I recently finished up the first phase of a complete rebuild of my company's intranet. A big part of the new application is an integrated search that hits not only the intranet pages (which are largely managed using Macromedia Contribute), but also hits our knowledge management tool, which is a CF 5 app that uses Oracle as well as Verity collections as its datasources.
Because the knowledge management (KM) app contains some sensitive information and that team was reluctant to have us hit their datasources directly, our first notion of how we'd integrate the two sides of the intranet was to have our CFMX app hit a CFML page on the CF5 side of things with a query string, then we'd get a WDDX packet as our response. Seemed to work great, but then we fired up Load Runner to do some load and performance testing, and this is when things got interesting.
Load Runner is a really, really great tool. If you haven't used it before, you can easily script virtual users by hitting a "record" button and clicking around on your web app. For things like forms (such as the search form in this case), you can fill it out once and submit it, then in the script on the Load Runner side you can parameterize your search by feeding it a text file. In our case we fed it a text file containing a bunch of different search terms (70 to be exact) and told it to randomly run searches based on those terms. This can help you pretty realistically simulate real users. You can also have it record what they call "think time" as you're building your script, meaning the time you're sitting on a page just looking at it, and then tell it to randomly use values based on a percentage range, again to simulate real users more accurately. Very cool stuff.
In our case we basically had three user types: searchers, who just repeatedly searched, clickers, who just navigated around all the content pages, and a few who did some clicking and then some searching. You then use the Load Runner controller to tell it which virtual users you want to use, how many of each you want to use, give it ramp up, duration, and ramp down times for the test, and fire it off. You can monitor practically everything you can think of during the test, including live stats on the server you're hitting. (Load Runner should run on its own separate, dedicated server, not the same server you're trying to test.)
I won't bore you with all the gory details, but the long and short of the situation is that under a load of even 30 search users things got nasty.

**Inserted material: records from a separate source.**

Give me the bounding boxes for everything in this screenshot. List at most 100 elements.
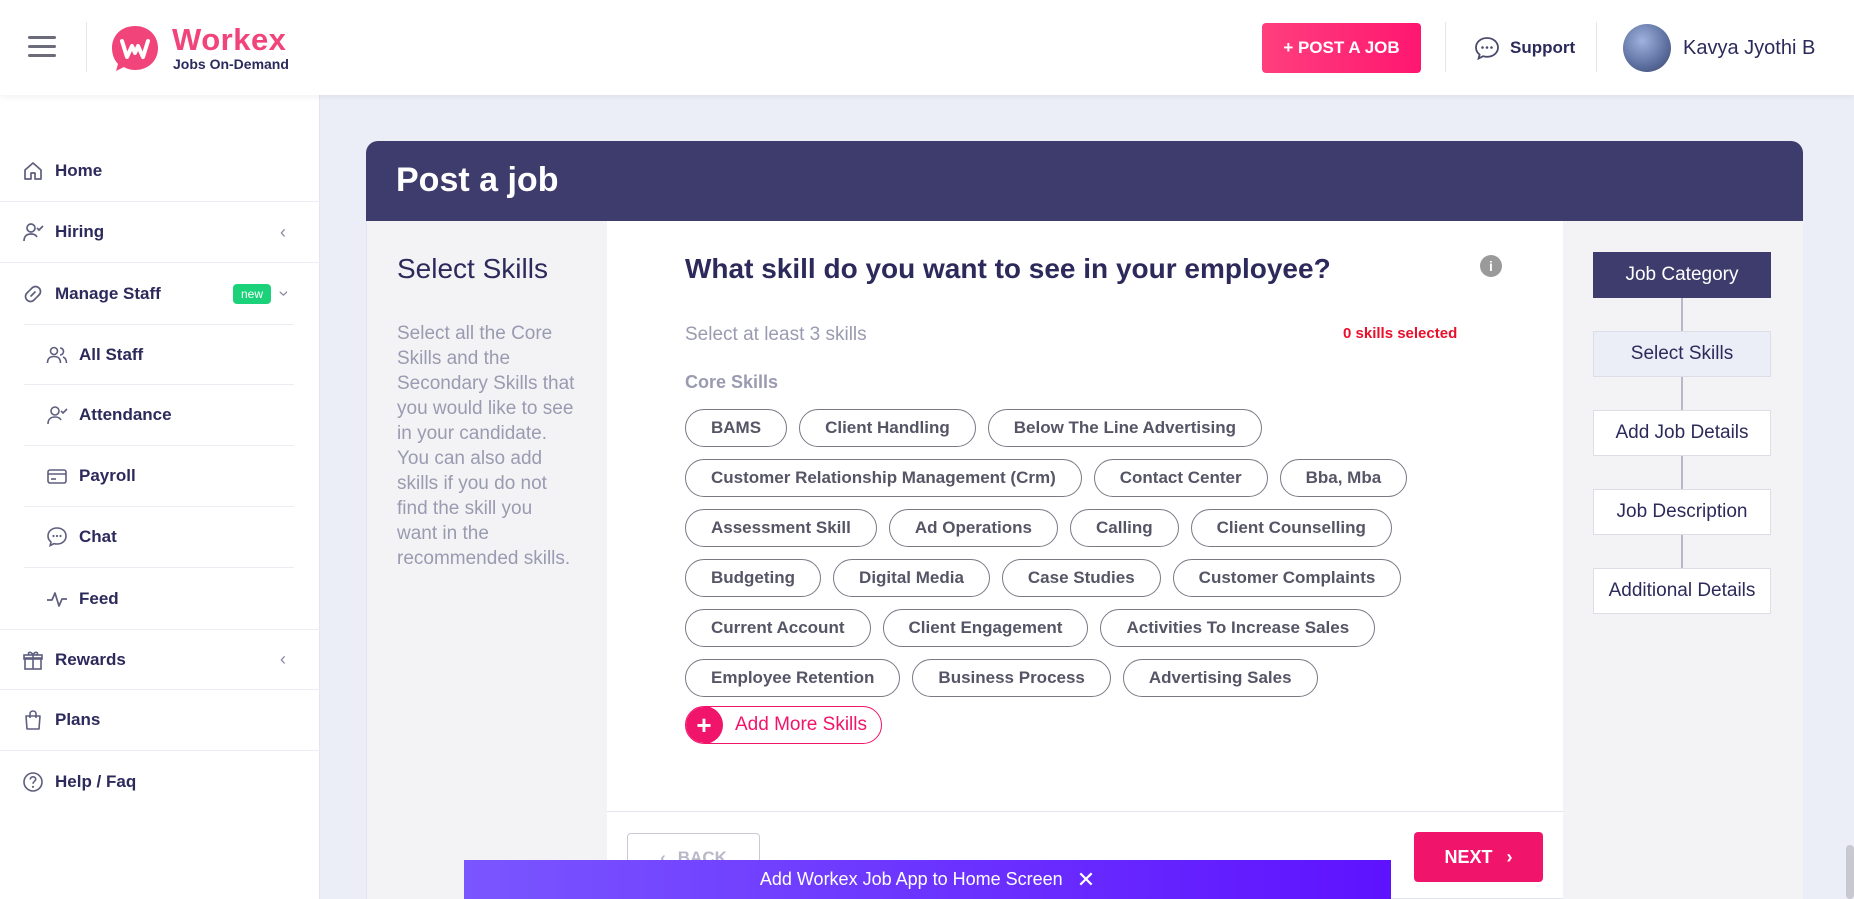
install-app-banner[interactable]: Add Workex Job App to Home Screen ✕ [464,860,1391,899]
help-icon [23,771,43,792]
scrollbar[interactable] [1846,845,1854,899]
workex-logo[interactable]: Workex Jobs On-Demand [110,22,290,74]
skill-row: Current Account Client Engagement Activiti… [685,609,1505,647]
skill-chip[interactable]: Customer Complaints [1172,559,1402,597]
user-profile[interactable]: Kavya Jyothi B [1623,23,1815,73]
sidebar-item-chat[interactable]: Chat [24,507,294,568]
skill-chip[interactable]: Below The Line Advertising [987,409,1263,447]
skills-hint: Select at least 3 skills [685,324,867,345]
skills-form: What skill do you want to see in your em… [607,221,1563,899]
logo-name: Workex [172,22,287,57]
skill-chip[interactable]: Assessment Skill [685,509,877,547]
step-description: Select all the Core Skills and the Secon… [397,323,575,569]
sidebar-item-manage-staff[interactable]: Manage Staff new ‹ [0,263,320,324]
post-job-card: Select Skills Select all the Core Skills… [366,221,1803,899]
skill-chip[interactable]: Customer Relationship Management (Crm) [685,459,1082,497]
sidebar-item-label: Plans [55,710,101,729]
skill-chip[interactable]: Digital Media [833,559,990,597]
sidebar-item-plans[interactable]: Plans [0,690,320,751]
new-badge: new [233,283,272,304]
sidebar-item-hiring[interactable]: Hiring ‹ [0,202,320,263]
skills-question: What skill do you want to see in your em… [685,253,1331,284]
support-label: Support [1510,38,1576,57]
step-additional-details[interactable]: Additional Details [1593,568,1771,614]
top-header: Workex Jobs On-Demand + POST A JOB Suppo… [0,0,1854,95]
chevron-down-icon: ‹ [272,290,293,297]
sidebar-item-help[interactable]: Help / Faq [0,751,320,812]
staff-icon [46,346,68,363]
core-skills-label: Core Skills [685,372,779,392]
workex-logo-icon [112,26,158,71]
skill-chip[interactable]: Activities To Increase Sales [1100,609,1376,647]
post-job-button[interactable]: + POST A JOB [1262,23,1421,73]
step-info-panel: Select Skills Select all the Core Skills… [367,221,607,899]
link-icon [24,285,42,302]
chevron-right-icon: › [1506,846,1513,867]
gift-icon [23,651,43,670]
skill-chip[interactable]: Client Engagement [882,609,1089,647]
sidebar-item-label: Help / Faq [55,771,137,791]
skill-chip[interactable]: Contact Center [1093,459,1268,497]
skill-chip[interactable]: Calling [1069,509,1179,547]
step-select-skills[interactable]: Select Skills [1593,331,1771,377]
skill-chip[interactable]: Advertising Sales [1122,659,1318,697]
sidebar-item-label: Home [55,161,103,180]
sidebar-item-attendance[interactable]: Attendance [24,385,294,446]
skill-row: Budgeting Digital Media Case Studies Custom… [685,559,1505,597]
sidebar-item-label: All Staff [79,344,144,364]
skill-chip[interactable]: Budgeting [685,559,822,597]
sidebar-item-all-staff[interactable]: All Staff [24,324,294,385]
skill-chip[interactable]: Client Counselling [1190,509,1392,547]
chevron-left-icon: ‹ [280,221,286,242]
sidebar-item-payroll[interactable]: Payroll [24,446,294,507]
step-add-job-details[interactable]: Add Job Details [1593,410,1771,456]
support-link[interactable]: Support [1474,36,1575,60]
hamburger-menu-icon[interactable] [28,36,56,58]
skill-chip[interactable]: Ad Operations [888,509,1058,547]
skill-row: Employee Retention Business Process Advert… [685,659,1505,697]
skill-chip[interactable]: Case Studies [1001,559,1161,597]
step-connector [1681,377,1683,410]
chat-bubble-icon [1475,37,1499,60]
chevron-left-icon: ‹ [280,649,286,669]
divider [607,811,1563,812]
step-job-description[interactable]: Job Description [1593,489,1771,535]
skill-chip[interactable]: Client Handling [799,409,976,447]
next-button[interactable]: NEXT › [1414,832,1543,882]
avatar [1623,24,1671,72]
skill-chip[interactable]: BAMS [685,409,788,447]
sidebar-item-home[interactable]: Home [0,141,320,202]
skill-chip[interactable]: Current Account [685,609,871,647]
page-title: Post a job [396,161,559,199]
step-connector [1681,298,1683,331]
logo-tagline: Jobs On-Demand [173,56,289,72]
header-divider [1596,22,1597,72]
header-divider [86,22,87,72]
chat-icon [47,527,67,547]
attendance-icon [47,406,68,425]
banner-text: Add Workex Job App to Home Screen [759,869,1063,889]
skill-chip[interactable]: Bba, Mba [1279,459,1408,497]
home-icon [24,162,42,180]
pulse-icon [47,591,67,607]
skill-chip[interactable]: Business Process [912,659,1111,697]
sidebar-item-rewards[interactable]: Rewards ‹ [0,629,320,690]
step-job-category[interactable]: Job Category [1593,252,1771,298]
skill-row: Customer Relationship Management (Crm) Co… [685,459,1505,497]
post-job-card-header: Post a job [366,141,1803,221]
sidebar: Home Hiring ‹ Manage Staff new ‹ All Sta… [0,95,320,899]
add-more-skills-button[interactable]: + Add More Skills [685,706,882,744]
sidebar-item-label: Hiring [55,222,105,241]
sidebar-item-label: Rewards [55,649,126,669]
steps-panel: Job Category Select Skills Add Job Detai… [1563,221,1803,899]
bag-icon [25,710,41,730]
sidebar-item-feed[interactable]: Feed [24,568,294,629]
user-name: Kavya Jyothi B [1683,36,1816,59]
sidebar-item-label: Payroll [79,466,136,485]
skill-row: Assessment Skill Ad Operations Calling Clie… [685,509,1505,547]
plus-icon: + [686,707,723,743]
info-icon[interactable]: i [1480,255,1502,277]
close-icon[interactable]: ✕ [1077,867,1095,893]
selected-count: 0 skills selected [1343,325,1458,342]
skill-chip[interactable]: Employee Retention [685,659,901,697]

REALLY nasty. Page response times started getting into the 20-30 second range, and that's not just the search functionality. Whatever was going on seemed to negatively impact the content pages as well, many of which are cached on the server.
So that's the bad news. Our architecture that works fine with a very small number of users apparently just isn't going to scale. The CFML pages held up extremely well even with 100 users or more really pounding away, but the search functionality was pretty ugly.
The good news is that we figured this out before we launched it to the users. I can't imagine the stress we would have been under had we launched it first and THEN figured out it wouldn't scale. Better to know all of this now than figure it out when my phone's ringing off the hook later.
The other great thing is that between the Load Runner reports, the server stats, and the JRun logs (we're running CFMX on JRun), we at least can figure out where the bottlenecks are. For further testing, we did the following:
- Used WDDX as well as more "standard" XML data locally instead of shipping it over the network
- Created a test database in SQL Server (on a separate physical machine) containing much of the same data so we could hit a database instead of using WDDX over HTTP
- Created local Verity collections containing much of the same data
From these tests and analysis of the Load Runner reports, at this point we've determined the following:
- CPU utilization is always extremely high (averaging 95%) when using WDDX or more "standard" XML, either locally or over HTTP
- Response times are always horrendously bad under load when using WDDX over HTTP
- Response times are quite good when using WDDX or XML locally, but CPU usage still seems high
- Response times and CPU utilization are both excellent when hitting the SQL Server database
- Response times and CPU utilization are both excellent when hitting local Verity collections, but this is very slightly slower than hitting SQL Server (which honestly surprised me a bit)
We're still working through some of our options, which at this point are as follows (feel free to suggest more!):
- Hit the Oracle database and Verity collections on the knowledge management side directly. This may or may not be possible depending on what the KM team will allow us to do.
- Replicate all the data in another database as well as replicate the Verity collections. Upside: distributes load, would perform extremely well. Downside: multiple points of failure, added maintenance headache.
- Ship XML data over to our server on a scheduled basis. Upside: we're hitting local data. Downside: CPU utilization when you're pounding away at XML data seems high.
That's where we are at this point--we're going to make a final determination for a path forward this week. I'm just sharing this because it's been an extremely educational process to go through, and points out the huge importance of load testing your apps.